12,0; senja

106 12 12
                                    

.

Lelaki itu terduduk tegak sejajar headboard tempat tidurnya. Matanya menatap lurus pada dinding kosong di depannya. Ini sudah sore. Ia bisa mendengar pintu rumahnya dibuka. Ia mendengar orang-orang bicara. Ada yang datang, mungkin juga ada yang pergi.

Pintu kamarnya dibuka, seseorang masuk. Ia tidak menoleh untuk melihat siapa yang datang. Ia tidak peduli.

"Mas Senja," sapa pendatang tadi. Ia masih bergeming di tempatnya. Masih tidak menunjukkan tanda-tanda hidup kecuali matanya yang terbuka dan napasnya yang teratur. "Sudah bangun?" lanjutnya.

Pendatang ituㅡseorang wanita paruh bayaㅡlalu mendekat untuk memeriksa keadaannya. Ia tidak melawan. Tidak pernah punya niat untuk melawan. Terutama pada wanita ini, Mbak Mar, orang yang sudah mengurusnya sejak kecil.

"Saya pamit pulang ya, Mas. Mas Gala sudah di rumah,"

Dulu, ia akan menanggapi kalimat pamitan beliau dengan senyum, sambil menyampaikan beberapa pesan yang dirasa perlu. Tapi sekarang, menoleh pun ia enggan.
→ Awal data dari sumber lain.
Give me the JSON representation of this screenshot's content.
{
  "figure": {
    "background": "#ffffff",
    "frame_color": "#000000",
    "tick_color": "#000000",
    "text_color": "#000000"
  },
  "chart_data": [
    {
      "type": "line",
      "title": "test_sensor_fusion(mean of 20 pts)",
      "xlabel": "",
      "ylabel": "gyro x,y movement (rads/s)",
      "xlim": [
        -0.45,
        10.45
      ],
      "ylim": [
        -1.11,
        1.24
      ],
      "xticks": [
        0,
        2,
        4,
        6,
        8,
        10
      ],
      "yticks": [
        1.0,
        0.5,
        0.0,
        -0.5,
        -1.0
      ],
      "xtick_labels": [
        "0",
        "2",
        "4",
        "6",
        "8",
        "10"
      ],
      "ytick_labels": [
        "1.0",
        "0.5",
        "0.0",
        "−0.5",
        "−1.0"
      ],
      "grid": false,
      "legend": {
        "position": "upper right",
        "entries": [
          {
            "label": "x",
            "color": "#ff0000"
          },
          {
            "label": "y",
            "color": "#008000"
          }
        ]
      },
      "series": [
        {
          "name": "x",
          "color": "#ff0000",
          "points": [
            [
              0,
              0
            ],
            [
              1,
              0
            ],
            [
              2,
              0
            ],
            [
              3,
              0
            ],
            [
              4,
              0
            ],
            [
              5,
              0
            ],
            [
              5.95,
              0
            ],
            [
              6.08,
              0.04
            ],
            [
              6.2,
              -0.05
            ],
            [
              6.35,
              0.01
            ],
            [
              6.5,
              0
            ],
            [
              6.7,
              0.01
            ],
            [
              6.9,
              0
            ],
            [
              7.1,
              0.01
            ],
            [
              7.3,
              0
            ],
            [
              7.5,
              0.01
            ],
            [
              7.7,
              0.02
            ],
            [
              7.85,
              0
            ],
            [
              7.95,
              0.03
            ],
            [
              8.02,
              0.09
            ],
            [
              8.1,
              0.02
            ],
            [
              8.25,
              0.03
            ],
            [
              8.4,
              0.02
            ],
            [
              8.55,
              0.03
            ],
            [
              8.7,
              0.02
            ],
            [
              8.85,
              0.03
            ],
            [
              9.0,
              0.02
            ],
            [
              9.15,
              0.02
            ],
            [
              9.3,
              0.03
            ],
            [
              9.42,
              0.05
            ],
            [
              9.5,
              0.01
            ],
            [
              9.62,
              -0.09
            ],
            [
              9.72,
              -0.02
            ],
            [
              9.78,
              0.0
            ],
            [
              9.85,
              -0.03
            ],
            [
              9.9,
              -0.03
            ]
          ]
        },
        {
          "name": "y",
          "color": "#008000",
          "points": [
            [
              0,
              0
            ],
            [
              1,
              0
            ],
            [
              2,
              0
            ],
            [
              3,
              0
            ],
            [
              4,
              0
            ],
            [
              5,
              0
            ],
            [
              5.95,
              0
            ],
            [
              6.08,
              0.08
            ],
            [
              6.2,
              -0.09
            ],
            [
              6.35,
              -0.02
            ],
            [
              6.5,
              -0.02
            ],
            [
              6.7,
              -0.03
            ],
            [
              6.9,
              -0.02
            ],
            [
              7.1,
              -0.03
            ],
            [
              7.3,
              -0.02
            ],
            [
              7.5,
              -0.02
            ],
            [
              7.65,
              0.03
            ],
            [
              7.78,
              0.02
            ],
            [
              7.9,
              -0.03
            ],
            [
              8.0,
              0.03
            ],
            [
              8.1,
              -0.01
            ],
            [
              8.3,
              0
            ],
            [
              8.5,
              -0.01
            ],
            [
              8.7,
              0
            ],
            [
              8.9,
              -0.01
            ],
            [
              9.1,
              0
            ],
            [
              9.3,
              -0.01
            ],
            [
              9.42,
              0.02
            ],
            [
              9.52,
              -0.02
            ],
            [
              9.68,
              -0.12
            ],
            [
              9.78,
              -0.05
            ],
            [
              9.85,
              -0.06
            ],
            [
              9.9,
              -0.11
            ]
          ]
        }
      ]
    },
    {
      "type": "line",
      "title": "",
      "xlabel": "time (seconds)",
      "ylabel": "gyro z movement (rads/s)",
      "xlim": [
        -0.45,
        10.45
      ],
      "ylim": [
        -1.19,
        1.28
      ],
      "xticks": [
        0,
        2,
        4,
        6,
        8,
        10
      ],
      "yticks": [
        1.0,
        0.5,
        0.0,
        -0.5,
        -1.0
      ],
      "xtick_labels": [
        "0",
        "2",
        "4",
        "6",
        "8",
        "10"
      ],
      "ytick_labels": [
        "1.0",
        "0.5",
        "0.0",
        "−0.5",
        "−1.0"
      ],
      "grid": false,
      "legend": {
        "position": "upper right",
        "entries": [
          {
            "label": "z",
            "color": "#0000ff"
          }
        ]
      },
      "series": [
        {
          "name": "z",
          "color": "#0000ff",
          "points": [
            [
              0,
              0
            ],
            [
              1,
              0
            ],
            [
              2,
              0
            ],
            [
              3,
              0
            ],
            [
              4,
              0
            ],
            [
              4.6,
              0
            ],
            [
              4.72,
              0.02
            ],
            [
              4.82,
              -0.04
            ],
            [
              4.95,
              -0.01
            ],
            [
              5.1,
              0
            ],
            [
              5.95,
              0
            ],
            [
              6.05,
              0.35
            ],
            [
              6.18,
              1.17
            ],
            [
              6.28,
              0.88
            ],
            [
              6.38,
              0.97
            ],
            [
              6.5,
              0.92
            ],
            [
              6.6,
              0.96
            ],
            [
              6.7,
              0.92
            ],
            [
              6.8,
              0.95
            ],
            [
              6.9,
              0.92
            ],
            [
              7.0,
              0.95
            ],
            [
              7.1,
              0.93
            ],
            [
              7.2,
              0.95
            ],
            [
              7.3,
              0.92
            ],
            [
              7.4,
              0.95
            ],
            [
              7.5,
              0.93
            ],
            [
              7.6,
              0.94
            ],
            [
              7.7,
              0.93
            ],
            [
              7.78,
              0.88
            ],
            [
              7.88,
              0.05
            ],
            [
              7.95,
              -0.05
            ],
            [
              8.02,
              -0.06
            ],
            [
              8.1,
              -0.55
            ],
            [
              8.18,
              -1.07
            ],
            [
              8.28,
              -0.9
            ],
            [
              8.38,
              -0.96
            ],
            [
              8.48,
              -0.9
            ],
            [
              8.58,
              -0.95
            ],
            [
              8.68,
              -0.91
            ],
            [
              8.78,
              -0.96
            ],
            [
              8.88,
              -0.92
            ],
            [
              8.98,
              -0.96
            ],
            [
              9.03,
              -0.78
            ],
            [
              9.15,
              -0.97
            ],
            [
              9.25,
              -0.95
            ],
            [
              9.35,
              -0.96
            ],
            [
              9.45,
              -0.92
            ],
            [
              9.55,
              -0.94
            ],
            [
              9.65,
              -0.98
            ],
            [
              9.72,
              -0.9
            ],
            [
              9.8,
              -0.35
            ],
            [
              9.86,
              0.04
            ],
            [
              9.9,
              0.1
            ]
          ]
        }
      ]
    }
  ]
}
Mbak Mar membereskan beberapa benda di dekatnya sebelum akhirnya berpamitan sekali lagi dan keluar dari kamarnya, menutup pintu dengan hati-hati.
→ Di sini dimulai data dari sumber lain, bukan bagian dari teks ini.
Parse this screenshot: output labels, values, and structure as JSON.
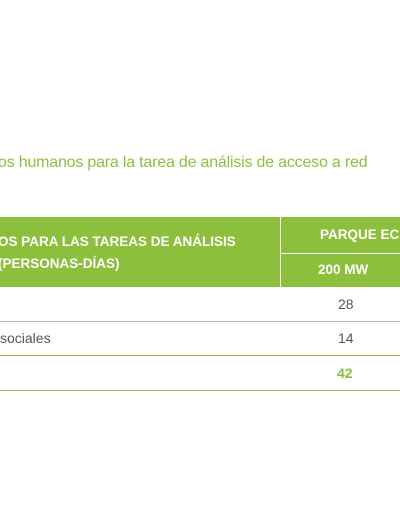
{
  "title": "os humanos para la tarea de análisis de acceso a red",
  "table": {
    "header": {
      "left": [
        "OS PARA LAS TAREAS DE ANÁLISIS",
        "(PERSONAS-DÍAS)"
      ],
      "group": "PARQUE EC",
      "column": "200 MW"
    },
    "rows": [
      [
        "",
        28
      ],
      [
        "sociales",
        14
      ],
      [
        "",
        42
      ]
    ]
  }
}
Setelahnya, iaㅡSenja, atau Yoga, atau siapa pun, ia sudah tidak tahu lagi siapa dirinyaㅡmenghembuskan napas sambil menoleh perlahan ke pintu kamarnya yang kini tertutup rapat.

Ia tidak gila.

Senja Aryoga sama sekali tidak gila.

Yoga bisa mengingat beberapa hal, ia masih memahami saat orang-orang di sekitarnya bicara. Ia masih bisa beraktivitas seperti orang normal jika ia mau.

Hanya saja, terkadang, isi kepalanya dapat mengabur tiba-tiba. Membuat ia tidak ingat apa-apa. Membuat ia kehilangan arah. Dan dalam kekosongan itu, hal-hal buruk memenuhinya. Kalimat-kalimat buruk. Kenangan-kenangan mengerikan. Hingga kemudian ia kehilangan kendali atas pikirannya sendiri.

Ia kehilangan dirinya.

Anak kamu itu emang bisanya cuma bikin malu!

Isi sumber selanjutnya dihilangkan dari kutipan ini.